Arthur Miller to Head Milberg’s Appellate Practice
Famous law professor Arthur Miller will head the appellate practice at the securities class action firm that survived allegations it participated in a scheme to pay kickbacks to lead plaintiffs.
Miller will be of counsel at the Milberg firm while keeping his position as a law professor at New York University, the New York Law Journal reports.
In June, the law firm agreed to pay $75 million in exchange for dropped charges. A federal monitor is overseeing its operations. Firm founder Melvyn Weiss pleaded guilty in the kickback scheme and was sentenced to 30 months in prison. Miller was among those who requested a lenient sentence for Weiss.
In an interview with the Am Law Daily, Miller said he met Weiss years ago during a legal seminar and they became good friends. He has worked on appeals for the law firm, but said he finally decided to join Milberg because of the economic meltdown.

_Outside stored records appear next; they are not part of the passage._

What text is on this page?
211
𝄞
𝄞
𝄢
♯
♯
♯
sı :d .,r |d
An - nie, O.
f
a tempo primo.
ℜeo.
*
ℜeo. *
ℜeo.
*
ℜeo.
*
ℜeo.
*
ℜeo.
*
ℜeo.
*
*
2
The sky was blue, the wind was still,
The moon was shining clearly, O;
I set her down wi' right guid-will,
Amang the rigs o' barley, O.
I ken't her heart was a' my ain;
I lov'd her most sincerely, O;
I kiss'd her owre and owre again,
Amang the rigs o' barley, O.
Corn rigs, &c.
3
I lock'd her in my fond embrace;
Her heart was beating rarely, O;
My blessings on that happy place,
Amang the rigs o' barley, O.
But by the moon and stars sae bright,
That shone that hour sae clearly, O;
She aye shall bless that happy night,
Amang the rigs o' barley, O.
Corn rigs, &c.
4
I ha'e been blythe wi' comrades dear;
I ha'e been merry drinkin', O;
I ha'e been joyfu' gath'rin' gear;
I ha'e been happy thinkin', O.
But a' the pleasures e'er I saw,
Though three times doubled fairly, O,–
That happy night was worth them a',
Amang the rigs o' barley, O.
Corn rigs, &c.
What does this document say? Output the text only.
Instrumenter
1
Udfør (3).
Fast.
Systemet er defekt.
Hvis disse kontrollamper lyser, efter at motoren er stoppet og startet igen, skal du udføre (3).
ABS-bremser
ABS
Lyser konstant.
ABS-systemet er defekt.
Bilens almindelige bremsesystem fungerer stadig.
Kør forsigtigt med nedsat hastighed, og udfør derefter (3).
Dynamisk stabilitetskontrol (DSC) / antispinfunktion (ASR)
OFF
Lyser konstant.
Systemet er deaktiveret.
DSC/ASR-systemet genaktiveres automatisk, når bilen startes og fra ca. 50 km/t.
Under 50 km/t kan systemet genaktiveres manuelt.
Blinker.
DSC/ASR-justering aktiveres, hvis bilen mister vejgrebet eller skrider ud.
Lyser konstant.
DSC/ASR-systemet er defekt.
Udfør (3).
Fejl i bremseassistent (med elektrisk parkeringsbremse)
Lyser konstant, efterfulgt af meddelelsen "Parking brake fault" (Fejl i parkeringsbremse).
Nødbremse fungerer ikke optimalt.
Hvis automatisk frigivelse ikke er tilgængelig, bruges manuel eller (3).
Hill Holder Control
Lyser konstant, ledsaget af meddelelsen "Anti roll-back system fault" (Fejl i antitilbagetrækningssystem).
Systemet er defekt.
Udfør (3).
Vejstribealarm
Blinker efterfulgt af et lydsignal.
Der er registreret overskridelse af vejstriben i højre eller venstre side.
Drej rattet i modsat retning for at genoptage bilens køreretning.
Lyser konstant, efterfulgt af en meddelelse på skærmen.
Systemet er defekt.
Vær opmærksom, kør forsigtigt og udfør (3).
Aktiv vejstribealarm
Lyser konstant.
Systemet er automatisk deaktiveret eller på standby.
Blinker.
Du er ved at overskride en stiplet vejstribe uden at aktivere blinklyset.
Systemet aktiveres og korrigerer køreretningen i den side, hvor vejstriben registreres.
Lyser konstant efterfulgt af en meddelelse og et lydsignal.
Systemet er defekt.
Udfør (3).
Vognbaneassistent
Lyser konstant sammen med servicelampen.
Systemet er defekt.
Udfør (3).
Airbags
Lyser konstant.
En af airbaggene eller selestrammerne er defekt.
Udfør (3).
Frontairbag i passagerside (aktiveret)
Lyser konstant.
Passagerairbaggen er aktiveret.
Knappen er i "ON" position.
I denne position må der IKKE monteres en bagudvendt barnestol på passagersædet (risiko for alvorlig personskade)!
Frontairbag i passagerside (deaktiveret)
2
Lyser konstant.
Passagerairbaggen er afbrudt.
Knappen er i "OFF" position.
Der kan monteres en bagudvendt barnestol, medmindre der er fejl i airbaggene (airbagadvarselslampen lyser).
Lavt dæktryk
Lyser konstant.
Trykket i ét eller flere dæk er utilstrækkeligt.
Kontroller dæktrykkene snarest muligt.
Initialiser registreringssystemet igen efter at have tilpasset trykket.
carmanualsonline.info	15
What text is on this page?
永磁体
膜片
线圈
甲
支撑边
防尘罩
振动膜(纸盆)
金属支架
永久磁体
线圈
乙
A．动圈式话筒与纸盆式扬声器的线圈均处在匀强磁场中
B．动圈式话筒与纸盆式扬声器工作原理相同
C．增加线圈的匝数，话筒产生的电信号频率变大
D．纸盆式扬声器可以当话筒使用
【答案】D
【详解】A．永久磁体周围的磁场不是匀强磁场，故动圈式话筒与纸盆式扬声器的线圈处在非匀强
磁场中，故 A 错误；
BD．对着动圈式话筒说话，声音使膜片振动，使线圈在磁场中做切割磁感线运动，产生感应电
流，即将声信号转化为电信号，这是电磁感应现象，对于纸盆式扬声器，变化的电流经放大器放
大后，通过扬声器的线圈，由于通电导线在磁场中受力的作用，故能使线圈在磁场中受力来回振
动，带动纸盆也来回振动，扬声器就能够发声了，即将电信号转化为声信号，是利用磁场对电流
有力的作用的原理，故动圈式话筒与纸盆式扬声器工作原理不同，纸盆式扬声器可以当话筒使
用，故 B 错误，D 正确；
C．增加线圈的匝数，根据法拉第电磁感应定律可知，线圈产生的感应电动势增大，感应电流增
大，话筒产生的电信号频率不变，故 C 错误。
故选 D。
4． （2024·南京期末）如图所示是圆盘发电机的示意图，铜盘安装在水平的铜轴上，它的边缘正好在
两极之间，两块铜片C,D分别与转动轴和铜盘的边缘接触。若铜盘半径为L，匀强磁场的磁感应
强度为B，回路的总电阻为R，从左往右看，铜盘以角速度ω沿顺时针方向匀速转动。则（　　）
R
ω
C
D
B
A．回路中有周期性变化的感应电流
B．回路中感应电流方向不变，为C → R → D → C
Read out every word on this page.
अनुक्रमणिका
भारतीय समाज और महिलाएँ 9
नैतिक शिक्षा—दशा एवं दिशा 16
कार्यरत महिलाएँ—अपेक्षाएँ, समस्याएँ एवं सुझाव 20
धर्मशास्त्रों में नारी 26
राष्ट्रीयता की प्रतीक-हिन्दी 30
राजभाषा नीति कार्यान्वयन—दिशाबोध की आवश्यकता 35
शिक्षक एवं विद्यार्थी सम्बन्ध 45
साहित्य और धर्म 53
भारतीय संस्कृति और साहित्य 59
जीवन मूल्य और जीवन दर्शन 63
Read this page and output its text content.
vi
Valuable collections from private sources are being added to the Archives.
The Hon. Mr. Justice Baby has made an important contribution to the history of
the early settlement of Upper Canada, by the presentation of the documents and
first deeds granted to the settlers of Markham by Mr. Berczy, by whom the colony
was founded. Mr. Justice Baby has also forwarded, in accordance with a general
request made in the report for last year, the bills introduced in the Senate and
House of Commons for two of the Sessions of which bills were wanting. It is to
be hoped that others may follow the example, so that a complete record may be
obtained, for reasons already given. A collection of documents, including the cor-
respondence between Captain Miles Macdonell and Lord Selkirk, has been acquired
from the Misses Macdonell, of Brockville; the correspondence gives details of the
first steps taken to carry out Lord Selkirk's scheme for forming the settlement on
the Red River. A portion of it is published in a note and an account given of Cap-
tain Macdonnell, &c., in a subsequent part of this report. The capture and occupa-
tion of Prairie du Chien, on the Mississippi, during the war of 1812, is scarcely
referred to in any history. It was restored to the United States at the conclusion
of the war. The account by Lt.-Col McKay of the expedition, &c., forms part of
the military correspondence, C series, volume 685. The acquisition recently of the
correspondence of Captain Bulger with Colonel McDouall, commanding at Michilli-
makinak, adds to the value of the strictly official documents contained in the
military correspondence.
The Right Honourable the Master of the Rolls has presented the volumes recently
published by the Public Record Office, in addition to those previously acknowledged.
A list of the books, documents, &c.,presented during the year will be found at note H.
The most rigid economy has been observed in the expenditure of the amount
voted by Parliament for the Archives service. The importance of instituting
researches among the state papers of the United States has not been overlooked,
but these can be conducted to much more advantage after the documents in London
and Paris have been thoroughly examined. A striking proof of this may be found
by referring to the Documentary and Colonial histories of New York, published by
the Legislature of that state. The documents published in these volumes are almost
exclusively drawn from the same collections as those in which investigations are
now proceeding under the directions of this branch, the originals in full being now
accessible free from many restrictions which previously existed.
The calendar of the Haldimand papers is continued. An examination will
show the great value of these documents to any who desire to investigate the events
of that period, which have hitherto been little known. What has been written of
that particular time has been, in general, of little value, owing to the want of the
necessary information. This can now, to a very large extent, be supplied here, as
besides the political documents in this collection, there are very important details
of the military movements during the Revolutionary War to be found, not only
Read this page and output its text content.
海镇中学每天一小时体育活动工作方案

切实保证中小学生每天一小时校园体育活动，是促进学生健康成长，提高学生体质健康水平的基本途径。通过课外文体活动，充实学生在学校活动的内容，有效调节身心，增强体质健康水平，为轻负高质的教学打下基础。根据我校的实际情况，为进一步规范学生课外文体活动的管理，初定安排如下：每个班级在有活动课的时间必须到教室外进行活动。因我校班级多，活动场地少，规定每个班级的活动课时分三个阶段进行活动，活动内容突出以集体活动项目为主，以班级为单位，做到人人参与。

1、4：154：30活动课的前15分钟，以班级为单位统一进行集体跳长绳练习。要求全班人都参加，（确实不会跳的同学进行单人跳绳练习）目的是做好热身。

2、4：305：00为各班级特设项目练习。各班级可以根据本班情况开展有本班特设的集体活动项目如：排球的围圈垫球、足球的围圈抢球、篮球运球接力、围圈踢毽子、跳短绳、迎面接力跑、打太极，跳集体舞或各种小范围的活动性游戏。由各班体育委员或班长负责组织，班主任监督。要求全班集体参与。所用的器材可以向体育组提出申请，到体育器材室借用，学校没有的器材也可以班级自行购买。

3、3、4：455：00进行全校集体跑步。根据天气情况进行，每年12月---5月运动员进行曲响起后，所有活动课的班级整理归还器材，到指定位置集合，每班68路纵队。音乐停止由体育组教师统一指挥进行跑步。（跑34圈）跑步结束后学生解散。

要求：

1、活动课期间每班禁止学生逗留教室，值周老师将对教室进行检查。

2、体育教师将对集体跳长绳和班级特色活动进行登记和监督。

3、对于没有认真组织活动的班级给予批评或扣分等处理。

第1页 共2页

“[My sense is that] a lot of misconduct has been going on in the financial community for some time,” he said. “If I really do care about what the Yalies would call distributive justice, [Milberg] is a good place to be—to try and see if there’s some way to rectify [corporate wrongdoing] through compensation or through procedural reforms and oversight and new forms of regulation. This a firm on the cutting edge of that.”
Miller said the criminal probe was a consideration, but “I’m too dumb to be scared off. As I said, the past is the past. And forgive me, I’m naive I suppose, but I don’t believe in guilt by association. As a couple of courts have recognized, there is no one here affiliated with that past.”